Una lunga malattia ha spento Pietro Anastasi, goleador degli anni '70. Il "Pelé bianco" ha militato tra le fila di Varese, Juventus, Inter e della Nazionale. Quest'ultima, vincitrice dell'unico Campionato europeo grazie a un suo gol.
Storie di giovani che lasciano il Meridione agricolo, tra gli anni ’60 e ’70, per spostarsi nel Settentrione industrializzato in cerca di fortuna ce ne sono tante. Simbolo di quell’epoca è Pietro Anastasi, catanese classe 1948, un giovane ragazzo come tanti con la passione per il calcio, che diventò il suo mestiere. Da bambino, durante l’attività di raccattapalle nell’allora stadio Cibali di Catania, riuscì a coronare il suo sogno: incontrare l’idolo John Charles, campione della Juventus, sua squadra del cuore. Anastasi conservò per sempre la foto scattata in quell’occasione.
La squadra bianconera fu al centro della vita di Petruzzo. Giocare a Torino era il suo obiettivo, coronato dopo tanta fatica armonizzata a suon di gol. Da giocatore in Serie D della squadra etnea Massiminiana, Anastasi si fece notare dal direttore sportivo del Varese Alfredo Casati, che lo portò in Lombardia a giocare in Serie B, ad un passo dal grande calcio, in squadra con campioni del calibro di Armando Picchi e Riccardo Sogliano. Dopo la promozione ottenuta dai biancorossi, esordì in Seria A non ancora ventenne il 24 settembre 1967 contro la Fiorentina, andando subito in gol.
Il 1968, per il campione venuto dal Sud, fu sicuramente l’anno più emozionante. Dopo aver concluso il campionato con il magnifico settimo posto del Varese, la Juventus lo acquistò per ben 650 milioni di lire, cifra record per quei tempi. L’attaccante catanese venne informato del trasferimento in Piemonte durante l’intervallo dell’amichevole Inter-Roma, durante una prova con i nerazzurri.

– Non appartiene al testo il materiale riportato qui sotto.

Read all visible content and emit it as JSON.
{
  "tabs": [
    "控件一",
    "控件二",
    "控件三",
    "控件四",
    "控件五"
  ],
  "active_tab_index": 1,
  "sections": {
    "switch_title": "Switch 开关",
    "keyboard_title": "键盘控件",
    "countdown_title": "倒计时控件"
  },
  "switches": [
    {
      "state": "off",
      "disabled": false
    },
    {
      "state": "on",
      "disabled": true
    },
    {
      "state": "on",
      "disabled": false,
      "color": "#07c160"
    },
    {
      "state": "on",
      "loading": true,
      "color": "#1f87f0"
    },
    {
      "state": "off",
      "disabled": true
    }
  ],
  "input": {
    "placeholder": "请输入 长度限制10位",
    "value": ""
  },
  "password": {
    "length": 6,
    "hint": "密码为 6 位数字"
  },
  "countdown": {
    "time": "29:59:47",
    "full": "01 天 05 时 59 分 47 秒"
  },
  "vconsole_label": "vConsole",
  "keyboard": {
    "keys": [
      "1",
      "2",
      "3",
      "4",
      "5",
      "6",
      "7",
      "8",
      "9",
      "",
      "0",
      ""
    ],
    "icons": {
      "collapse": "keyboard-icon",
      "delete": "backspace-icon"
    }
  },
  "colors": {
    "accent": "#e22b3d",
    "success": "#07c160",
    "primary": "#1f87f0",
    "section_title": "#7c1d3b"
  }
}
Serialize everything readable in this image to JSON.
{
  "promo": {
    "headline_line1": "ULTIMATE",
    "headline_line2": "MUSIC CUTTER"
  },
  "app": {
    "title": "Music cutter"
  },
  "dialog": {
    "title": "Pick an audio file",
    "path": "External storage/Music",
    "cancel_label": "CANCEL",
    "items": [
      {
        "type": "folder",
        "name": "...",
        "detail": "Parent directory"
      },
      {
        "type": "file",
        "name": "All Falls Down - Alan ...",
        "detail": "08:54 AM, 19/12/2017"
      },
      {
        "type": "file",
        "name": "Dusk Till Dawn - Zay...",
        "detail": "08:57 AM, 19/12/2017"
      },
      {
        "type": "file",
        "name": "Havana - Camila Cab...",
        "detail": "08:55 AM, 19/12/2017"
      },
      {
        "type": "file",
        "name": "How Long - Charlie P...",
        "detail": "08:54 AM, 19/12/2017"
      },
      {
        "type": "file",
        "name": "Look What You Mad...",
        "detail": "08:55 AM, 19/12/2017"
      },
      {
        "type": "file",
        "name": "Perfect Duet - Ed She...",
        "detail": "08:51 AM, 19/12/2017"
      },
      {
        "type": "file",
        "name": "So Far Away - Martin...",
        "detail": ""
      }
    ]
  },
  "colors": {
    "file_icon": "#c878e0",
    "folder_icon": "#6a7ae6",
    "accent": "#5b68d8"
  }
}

Ad ogni modo, il suo sogno era appena diventato realtà.
Per quel meraviglioso 1968 non era ancora finita. Petruzzo il 10 giugno fece urlare di gioia lo Stadio Olimpico di Roma, segnando il gol del 2-0 alla Jugoslavia, nella ripetizione (i tempi supplementari ed i calci di rigore in caso di parità nelle partite secche non erano ancora stati aggiunti) della finale del Campionato europeo di calcio. Il trofeo continentale alzato al cielo dall’allora capitano azzurro Giacinto Facchetti sarà, fino ad oggi, l’unico nel palmarès della Nazionale.
In bianconero, insieme a compagni come Roberto Bettega e José Altafini, Anastasi segnò 78 gol in 205 presenze vincendo tre Scudetti. Nonostante nel 1976 passò – questa volta davvero – all’Inter, il legame tra Petruzzo, la Juventus e i suoi tifosi sarà indissolubile. Dopo aver vinto la Coppa Italia in nerazzurro, Anastasi giocò con l’Ascoli e il Lugano, dove nel 1982 finì la sua strepitosa carriera, iniziata nel 1958 tra le fila della formazione dell’oratorio catanese San Filippo Neri.
Considerato uno degli attaccanti italiani più forti di tutti i tempi, la sua morte intristisce tutti, essendo sempre stato un modello di lealtà sportiva. La storia di Anastasi insegna anche che realizzare i propri sogni è possibile, basta soltanto crederci. Da catanese fu un modello per tutti i lavoratori meridionali emigrati al Nord, che durante i 90 minuti delle partite dimenticavano le fatiche della settimana. Il suo sorriso e le sue strepitose giocate saranno difficili da dimenticare.